Perseguida, foge em direção aos rumores de um suposto profeta ou curandeiro que anda salvando, ou vidas ou almas, pelas terras do lugar. Nele encontra olhos vagos e um desafio. Junta-se ao bando de homens que o acompanham, pondo em causa o papel da mulher, mas também o dos apóstolos. Com esta revisão do estatuto de Maria Madalena, põe-se também em causa o equilíbrio das forças que insistem em manter homens e mulheres afastados nos momentos críticos da humanidade.
Ao contrário de outros exemplos — e apesar de Mara e Phoenix serem um casal fora do cinema —, Maria Madalena não é nem mulher, nem concubina, nem huri de qualquer um dos homens que fazem as fundações da Igreja Católica. É apenas mais um membro do grupo. De tanto direito como os outros que o fazem. Testemunha como as testemunhas.
É certo: a tensão nos olhares meditativos que Jesus e Maria Madalena trocam no cume das montanhas que os escondem (e o ciúme de Pedro — Chiwetel Ejiofor) podem permitir adiantadas análises, porém, a intenção dos autores é clara: Madalena e Jesus não são um casal.
E este pormenor é importante na ressurreição da personagem bíblica de Maria de Magdala. Porque permite vê-la como personagem de pleno direito e não com a esposa ou amante de Jesus. Tampouco é a prostituta, que, absolvida pelo filho de Deus, se despe com ele na cama.
Se não há suspeitas da intenção dos apóstolos homens que seguem Jesus, porquê duvidar das motivações de Maria Madalena?
É essa a mensagem neste filme. Mensagem que é descodificada na explicação das intenções de Judas (Tahar Rahim) quando denunciou Jesus aos carrascos. Em certa medida, também ele, “o traidor”, sai revisto da história. Porque mais importante do que julgar as ações, talvez seja olhar para as motivações que as ditam.
Passando o desenrolar da história, chegamos à forma como isso é feito. Há planos belos, mas não brilhantes. A força do filme não está na cinematografia, antes, no desempenho de Mara, cujos olhos vazios acalmam as dores de uma mulher que tem um filho e de um moribundo que soçobra.
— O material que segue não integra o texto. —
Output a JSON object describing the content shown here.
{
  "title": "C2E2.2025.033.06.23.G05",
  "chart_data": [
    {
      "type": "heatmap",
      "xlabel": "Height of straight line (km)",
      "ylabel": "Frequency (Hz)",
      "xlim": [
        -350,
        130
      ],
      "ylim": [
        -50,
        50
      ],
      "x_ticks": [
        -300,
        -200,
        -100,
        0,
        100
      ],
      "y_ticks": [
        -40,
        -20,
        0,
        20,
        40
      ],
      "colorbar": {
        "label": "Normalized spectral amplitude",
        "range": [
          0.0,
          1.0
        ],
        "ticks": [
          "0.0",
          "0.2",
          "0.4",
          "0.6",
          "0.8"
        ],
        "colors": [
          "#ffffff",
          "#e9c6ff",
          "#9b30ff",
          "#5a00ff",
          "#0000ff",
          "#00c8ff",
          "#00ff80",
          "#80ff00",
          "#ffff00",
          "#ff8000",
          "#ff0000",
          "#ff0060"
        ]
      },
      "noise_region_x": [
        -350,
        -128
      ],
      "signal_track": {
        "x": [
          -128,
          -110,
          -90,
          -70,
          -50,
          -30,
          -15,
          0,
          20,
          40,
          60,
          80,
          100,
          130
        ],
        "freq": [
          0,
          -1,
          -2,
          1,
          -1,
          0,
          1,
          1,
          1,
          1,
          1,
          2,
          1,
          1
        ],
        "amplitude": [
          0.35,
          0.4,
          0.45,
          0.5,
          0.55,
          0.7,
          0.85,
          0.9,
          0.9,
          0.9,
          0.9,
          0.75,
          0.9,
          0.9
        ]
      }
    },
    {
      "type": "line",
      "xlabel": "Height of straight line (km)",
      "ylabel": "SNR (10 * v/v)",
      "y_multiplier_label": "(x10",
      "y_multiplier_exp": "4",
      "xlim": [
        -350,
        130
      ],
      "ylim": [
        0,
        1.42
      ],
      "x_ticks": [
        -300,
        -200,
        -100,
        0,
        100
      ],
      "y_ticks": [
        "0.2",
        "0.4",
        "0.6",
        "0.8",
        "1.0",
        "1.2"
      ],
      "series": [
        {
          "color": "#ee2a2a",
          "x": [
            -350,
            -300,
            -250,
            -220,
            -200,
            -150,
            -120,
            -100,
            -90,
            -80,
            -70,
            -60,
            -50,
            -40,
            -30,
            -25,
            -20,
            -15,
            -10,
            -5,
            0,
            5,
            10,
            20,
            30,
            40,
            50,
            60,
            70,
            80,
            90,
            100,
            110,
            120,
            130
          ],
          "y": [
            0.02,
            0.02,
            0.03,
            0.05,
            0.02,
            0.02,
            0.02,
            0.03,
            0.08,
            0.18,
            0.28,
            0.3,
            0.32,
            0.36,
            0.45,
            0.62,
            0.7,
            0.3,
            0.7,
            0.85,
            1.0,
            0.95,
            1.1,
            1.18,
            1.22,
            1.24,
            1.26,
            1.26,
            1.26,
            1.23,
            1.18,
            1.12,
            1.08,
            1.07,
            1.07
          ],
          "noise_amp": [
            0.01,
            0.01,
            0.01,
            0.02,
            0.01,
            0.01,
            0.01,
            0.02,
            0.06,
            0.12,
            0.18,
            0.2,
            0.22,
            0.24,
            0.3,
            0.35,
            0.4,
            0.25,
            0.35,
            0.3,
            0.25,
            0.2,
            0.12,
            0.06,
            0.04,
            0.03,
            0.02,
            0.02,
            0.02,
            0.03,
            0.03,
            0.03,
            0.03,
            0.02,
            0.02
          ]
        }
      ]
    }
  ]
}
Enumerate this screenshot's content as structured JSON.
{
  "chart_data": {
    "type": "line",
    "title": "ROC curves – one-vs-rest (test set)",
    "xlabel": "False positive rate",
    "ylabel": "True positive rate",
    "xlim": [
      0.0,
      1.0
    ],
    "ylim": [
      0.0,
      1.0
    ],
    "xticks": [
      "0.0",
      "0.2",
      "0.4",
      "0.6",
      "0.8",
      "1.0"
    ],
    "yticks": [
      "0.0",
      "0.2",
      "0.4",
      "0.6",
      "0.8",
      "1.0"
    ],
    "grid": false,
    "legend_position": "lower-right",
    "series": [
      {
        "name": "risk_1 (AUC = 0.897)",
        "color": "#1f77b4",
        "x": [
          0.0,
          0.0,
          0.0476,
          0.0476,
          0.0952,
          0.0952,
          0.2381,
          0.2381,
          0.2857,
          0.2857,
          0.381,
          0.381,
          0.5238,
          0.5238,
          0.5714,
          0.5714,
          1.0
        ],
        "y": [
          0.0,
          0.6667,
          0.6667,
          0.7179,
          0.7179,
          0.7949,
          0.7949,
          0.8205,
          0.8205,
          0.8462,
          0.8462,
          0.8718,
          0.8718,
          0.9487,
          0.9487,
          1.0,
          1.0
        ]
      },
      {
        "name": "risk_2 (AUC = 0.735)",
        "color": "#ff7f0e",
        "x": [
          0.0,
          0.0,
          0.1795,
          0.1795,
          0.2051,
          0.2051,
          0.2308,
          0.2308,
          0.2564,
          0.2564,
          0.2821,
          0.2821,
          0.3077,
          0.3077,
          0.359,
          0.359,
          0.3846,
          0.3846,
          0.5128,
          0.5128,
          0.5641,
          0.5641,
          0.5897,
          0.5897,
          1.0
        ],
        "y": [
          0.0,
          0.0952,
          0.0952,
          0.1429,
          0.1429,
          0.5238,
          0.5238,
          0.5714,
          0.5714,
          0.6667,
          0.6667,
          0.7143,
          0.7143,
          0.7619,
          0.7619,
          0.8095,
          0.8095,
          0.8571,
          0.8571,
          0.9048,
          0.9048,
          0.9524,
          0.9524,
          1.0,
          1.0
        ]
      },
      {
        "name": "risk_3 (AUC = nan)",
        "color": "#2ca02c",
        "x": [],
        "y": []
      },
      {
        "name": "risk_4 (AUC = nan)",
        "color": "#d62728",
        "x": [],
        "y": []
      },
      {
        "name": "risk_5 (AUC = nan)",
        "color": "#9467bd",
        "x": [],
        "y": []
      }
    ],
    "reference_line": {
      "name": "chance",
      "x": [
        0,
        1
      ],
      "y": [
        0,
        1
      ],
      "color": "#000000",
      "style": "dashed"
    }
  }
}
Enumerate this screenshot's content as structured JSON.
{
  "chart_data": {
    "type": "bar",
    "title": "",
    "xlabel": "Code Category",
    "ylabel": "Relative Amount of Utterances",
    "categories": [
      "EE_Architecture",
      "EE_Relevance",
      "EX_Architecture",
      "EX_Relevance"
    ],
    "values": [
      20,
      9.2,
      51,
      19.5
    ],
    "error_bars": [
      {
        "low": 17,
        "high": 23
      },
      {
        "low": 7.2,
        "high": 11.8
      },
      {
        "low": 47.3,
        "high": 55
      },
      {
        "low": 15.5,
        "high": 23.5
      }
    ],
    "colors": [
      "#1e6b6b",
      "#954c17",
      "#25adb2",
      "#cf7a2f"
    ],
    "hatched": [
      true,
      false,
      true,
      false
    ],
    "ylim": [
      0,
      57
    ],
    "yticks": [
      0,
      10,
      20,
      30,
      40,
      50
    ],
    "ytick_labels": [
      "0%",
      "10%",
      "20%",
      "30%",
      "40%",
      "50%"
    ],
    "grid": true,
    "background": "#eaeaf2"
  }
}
E esse contraste entre a falência do corpo e a serenidade do olhar é sólido e interessante.
Rooney Mara dá um forte contributo à tentativa de ressurreição de Maria Madalena. Porém, ao tentar eliminar quaisquer ligações a essa versão tradicional de Maria Madalena, explorada no ‘Código Da Vinci’ ou na peça “Jesus Cristo Superstar”, acabamos com uma história pudica. Poderá ser um bom filme para ver na sessão de catequese nestes dias que antecedem a Páscoa, mas valerá mais pela discussão que fomenta, do que pelos argumentos que põe em cima da mesa.
"Maria Madalena", de Garth Davis, com Rooney Mara, Joaquin Phoenix e Chiwetel Ejiofor, estreia esta quinta-feira, 22 de março, nas salas portuguesas.